According to plumbing analogy I've hard time seeing why power is measured in volts*amps, instead of just amps.
I found an analogy from http://science.howstuffworks.com/environmental/energy/question501.htm
Electrical power is measured in watts. In an electrical system power (P) is equal to the voltage multiplied by the current.
The water analogy still applies. Take a hose and point it at a waterwheel like the ones that were used to turn grinding stones in watermills. You can increase the power generated by the waterwheel in two ways. If you increase the pressure of the water coming out of the hose, it hits the waterwheel with a lot more force and the wheel turns faster, generating more power. If you increase the flow rate, the waterwheel turns faster because of the weight of the extra water hitting it.

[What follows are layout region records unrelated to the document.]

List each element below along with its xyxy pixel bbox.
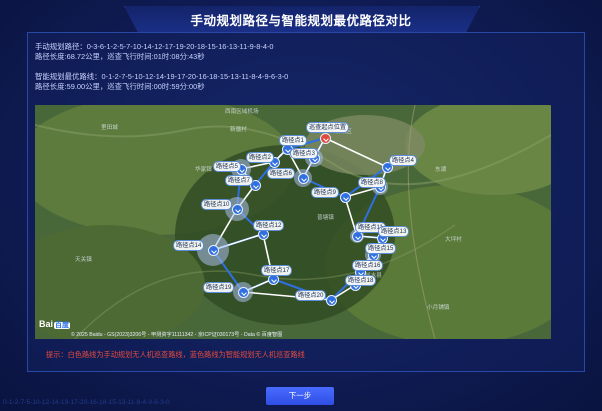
- waypoint-marker-icon[interactable]: [339, 191, 351, 203]
- waypoint-label: 路径点19: [203, 282, 235, 293]
- waypoint-label: 路径点10: [201, 199, 233, 210]
- waypoint-label: 路径点16: [352, 260, 384, 271]
- baidu-logo: Bai 百度: [39, 319, 71, 329]
- waypoint-marker-icon[interactable]: [237, 286, 249, 298]
- smart-path: 智能规划最优路线：0-1-2-7-5-10-12-14-19-17-20-16-…: [35, 72, 289, 81]
- waypoint-marker-icon[interactable]: [207, 244, 219, 256]
- waypoint-label: 路径点5: [213, 161, 242, 172]
- manual-path: 手动规划路径：0-3-6-1-2-5-7-10-14-12-17-19-20-1…: [35, 42, 274, 51]
- map-copyright: © 2025 Baidu - GS(2023)3206号 - 甲测资字11111…: [71, 332, 283, 338]
- route-map[interactable]: 里田城 西南区域机场 新疆村 新城区 普塘镇 大坪村 邻水县 小月铺镇 东湖 华…: [35, 105, 551, 339]
- waypoint-label: 路径点20: [295, 290, 327, 301]
- start-label: 巡查起点位置: [306, 122, 350, 133]
- waypoint-label: 路径点14: [173, 240, 205, 251]
- waypoint-label: 路径点1: [279, 135, 308, 146]
- waypoint-marker-icon[interactable]: [297, 172, 309, 184]
- waypoint-label: 路径点13: [378, 226, 410, 237]
- waypoint-marker-icon[interactable]: [231, 203, 243, 215]
- waypoint-marker-icon[interactable]: [325, 294, 337, 306]
- manual-stats: 路径长度:68.72公里，巡查飞行时间:01时:08分:43秒: [35, 52, 205, 61]
- page-title: 手动规划路径与智能规划最优路径对比: [190, 14, 412, 28]
- waypoint-label: 路径点8: [358, 177, 387, 188]
- waypoint-label: 路径点6: [267, 168, 296, 179]
- waypoint-label: 路径点4: [389, 155, 418, 166]
- waypoint-label: 路径点2: [246, 152, 275, 163]
- footer-path: 0-1-2-7-5-10-12-14-19-17-20-16-18-15-13-…: [3, 399, 170, 406]
- next-step-button[interactable]: 下一步: [266, 387, 334, 405]
- waypoint-label: 路径点9: [311, 187, 340, 198]
- waypoint-label: 路径点18: [345, 275, 377, 286]
- route-hint: 提示：白色路线为手动规划无人机巡查路线，蓝色路线为智能规划无人机巡查路线: [46, 350, 305, 359]
- waypoint-label: 路径点3: [290, 148, 319, 159]
- waypoint-label: 路径点12: [253, 220, 285, 231]
- waypoint-label: 路径点7: [225, 175, 254, 186]
- waypoint-label: 路径点15: [365, 243, 397, 254]
- waypoint-label: 路径点17: [261, 265, 293, 276]
- start-marker-icon[interactable]: [319, 132, 331, 144]
- smart-stats: 路径长度:59.00公里，巡查飞行时间:00时:59分:00秒: [35, 82, 205, 91]
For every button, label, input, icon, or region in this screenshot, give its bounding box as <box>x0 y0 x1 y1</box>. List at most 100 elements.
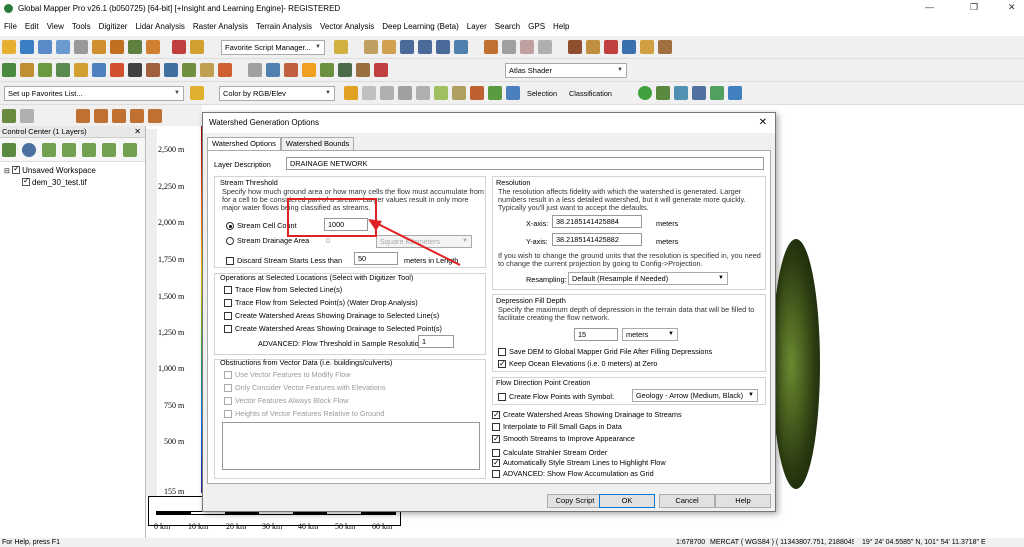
vegetation-icon[interactable] <box>488 86 502 100</box>
clipboard-icon[interactable] <box>658 40 672 54</box>
building-icon[interactable] <box>452 86 466 100</box>
option-interpolate[interactable]: Interpolate to Fill Small Gaps in Data <box>492 422 622 431</box>
menu-file[interactable]: File <box>4 22 17 31</box>
measure-icon[interactable] <box>586 40 600 54</box>
play-icon[interactable] <box>638 86 652 100</box>
layer-remove-icon[interactable] <box>122 143 137 157</box>
advanced-flow-input[interactable]: 1 <box>418 335 454 348</box>
pin-icon[interactable] <box>604 40 618 54</box>
slope-icon[interactable] <box>182 63 196 77</box>
vector-elev-checkbox[interactable]: Only Consider Vector Features with Eleva… <box>224 383 385 392</box>
trace-flow-points-checkbox[interactable]: Trace Flow from Selected Point(s) (Water… <box>224 298 418 307</box>
menu-digitizer[interactable]: Digitizer <box>99 22 128 31</box>
grid-create-icon[interactable] <box>200 63 214 77</box>
workspace-checkbox[interactable] <box>12 164 21 174</box>
save-icon[interactable] <box>38 40 52 54</box>
copy-script-button[interactable]: Copy Script <box>547 494 603 508</box>
selection-label[interactable]: Selection <box>527 89 557 98</box>
copy-icon[interactable] <box>502 40 516 54</box>
menu-raster-analysis[interactable]: Raster Analysis <box>193 22 248 31</box>
layer-up-icon[interactable] <box>42 143 57 157</box>
menu-vector-analysis[interactable]: Vector Analysis <box>320 22 374 31</box>
shader-combo[interactable]: Atlas Shader ▼ <box>505 63 627 78</box>
layers-icon[interactable] <box>128 40 142 54</box>
maximize-icon[interactable]: ❐ <box>970 2 978 13</box>
terrain-icon[interactable] <box>2 63 16 77</box>
create-flow-points-checkbox[interactable]: Create Flow Points with Symbol: <box>498 392 614 401</box>
option-flow-accumulation[interactable]: ADVANCED: Show Flow Accumulation as Grid <box>492 469 654 478</box>
depression-unit-select[interactable]: meters ▼ <box>622 328 678 341</box>
view-shed-icon[interactable] <box>56 63 70 77</box>
grid-icon[interactable] <box>92 40 106 54</box>
layer-metadata-icon[interactable] <box>102 143 117 157</box>
star-icon[interactable] <box>190 86 204 100</box>
menu-search[interactable]: Search <box>495 22 520 31</box>
route-icon[interactable] <box>656 86 670 100</box>
layer-checkbox[interactable] <box>22 176 30 186</box>
settings-icon[interactable] <box>146 40 160 54</box>
zoom-in-icon[interactable] <box>400 40 414 54</box>
close-icon[interactable]: ✕ <box>134 126 141 138</box>
edit-vertex-icon[interactable] <box>20 108 34 123</box>
paintbrush-icon[interactable] <box>568 40 582 54</box>
layer-add-icon[interactable] <box>2 143 16 157</box>
overlay-icon[interactable] <box>248 63 262 77</box>
menu-help[interactable]: Help <box>553 22 569 31</box>
search-icon[interactable] <box>640 40 654 54</box>
watershed-lines-checkbox[interactable]: Create Watershed Areas Showing Drainage … <box>224 311 439 320</box>
x-axis-input[interactable]: 38.2185141425884 <box>552 215 642 228</box>
shader-icon[interactable] <box>284 63 298 77</box>
pencil-icon[interactable] <box>484 40 498 54</box>
trace-flow-lines-checkbox[interactable]: Trace Flow from Selected Line(s) <box>224 285 342 294</box>
watershed-points-checkbox[interactable]: Create Watershed Areas Showing Drainage … <box>224 324 442 333</box>
layer-down-icon[interactable] <box>62 143 77 157</box>
elevation-icon[interactable] <box>74 63 88 77</box>
triangle-icon[interactable] <box>380 86 394 100</box>
table-icon[interactable] <box>538 40 552 54</box>
contour-icon[interactable] <box>20 63 34 77</box>
tree-layer[interactable]: dem_30_test.tif <box>22 176 87 187</box>
watershed-icon[interactable] <box>38 63 52 77</box>
option-auto-style[interactable]: Automatically Style Stream Lines to High… <box>492 458 666 467</box>
color-by-combo[interactable]: Color by RGB/Elev ▼ <box>219 86 335 101</box>
menu-view[interactable]: View <box>47 22 64 31</box>
menu-gps[interactable]: GPS <box>528 22 545 31</box>
vector-height-checkbox[interactable]: Heights of Vector Features Relative to G… <box>224 409 384 418</box>
ok-button[interactable]: OK <box>599 494 655 508</box>
zoom-extent-icon[interactable] <box>436 40 450 54</box>
scale-icon[interactable] <box>362 86 376 100</box>
save-dem-checkbox[interactable]: Save DEM to Global Mapper Grid File Afte… <box>498 347 712 356</box>
add-point-icon[interactable] <box>710 86 724 100</box>
tree-workspace[interactable]: ⊟ Unsaved Workspace <box>4 164 96 175</box>
water-icon[interactable] <box>92 63 106 77</box>
calendar-icon[interactable] <box>110 40 124 54</box>
layer-options-icon[interactable] <box>82 143 97 157</box>
home-icon[interactable] <box>454 40 468 54</box>
print-icon[interactable] <box>56 40 70 54</box>
menu-edit[interactable]: Edit <box>25 22 39 31</box>
tab-watershed-options[interactable]: Watershed Options <box>207 137 281 150</box>
line-tool-icon[interactable] <box>76 108 90 123</box>
area-tool-icon[interactable] <box>94 108 108 123</box>
option-smooth[interactable]: Smooth Streams to Improve Appearance <box>492 434 635 443</box>
lidar-settings-icon[interactable] <box>506 86 520 100</box>
globe-icon[interactable] <box>20 40 34 54</box>
layer-control-icon[interactable] <box>266 63 280 77</box>
script-manager-combo[interactable]: Favorite Script Manager... ▼ <box>221 40 325 55</box>
classification-label[interactable]: Classification <box>569 89 612 98</box>
pan-icon[interactable] <box>382 40 396 54</box>
open-folder-icon[interactable] <box>2 40 16 54</box>
lidar-icon[interactable] <box>338 63 352 77</box>
script-run-icon[interactable] <box>190 40 204 54</box>
option-strahler[interactable]: Calculate Strahler Stream Order <box>492 448 607 457</box>
digitize-icon[interactable] <box>2 108 16 123</box>
cancel-button[interactable]: Cancel <box>659 494 715 508</box>
globe-icon[interactable] <box>22 143 37 157</box>
menu-tools[interactable]: Tools <box>72 22 91 31</box>
menu-deep-learning[interactable]: Deep Learning (Beta) <box>382 22 459 31</box>
depression-depth-input[interactable]: 15 <box>574 328 618 341</box>
tree-icon[interactable] <box>320 63 334 77</box>
cut-icon[interactable] <box>128 63 142 77</box>
volume-icon[interactable] <box>164 63 178 77</box>
layer-description-input[interactable]: DRAINAGE NETWORK <box>286 157 764 170</box>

This explanation contrasts two ways of increasing the power:
- increasing the pressure [volts] or
- increasing the flow rate [amps].
But increasing the pressure also increases the flow rate!? What am I missing here?
Would it be more precise to say that I can increase the power by:
- increasing the pressure [volts] while keeping flow rate [amps] the same (by using hose with smaller diameter [increasing resistance]) or
- increasing the flow rate [amps] while keeping the pressure [volts] the same (by using hose with bigger diameter [decreasing resistance]?
Does increasing water pressure while reducing hose diameter (so that flow rate stays the same) really give you more powerful waterwheel?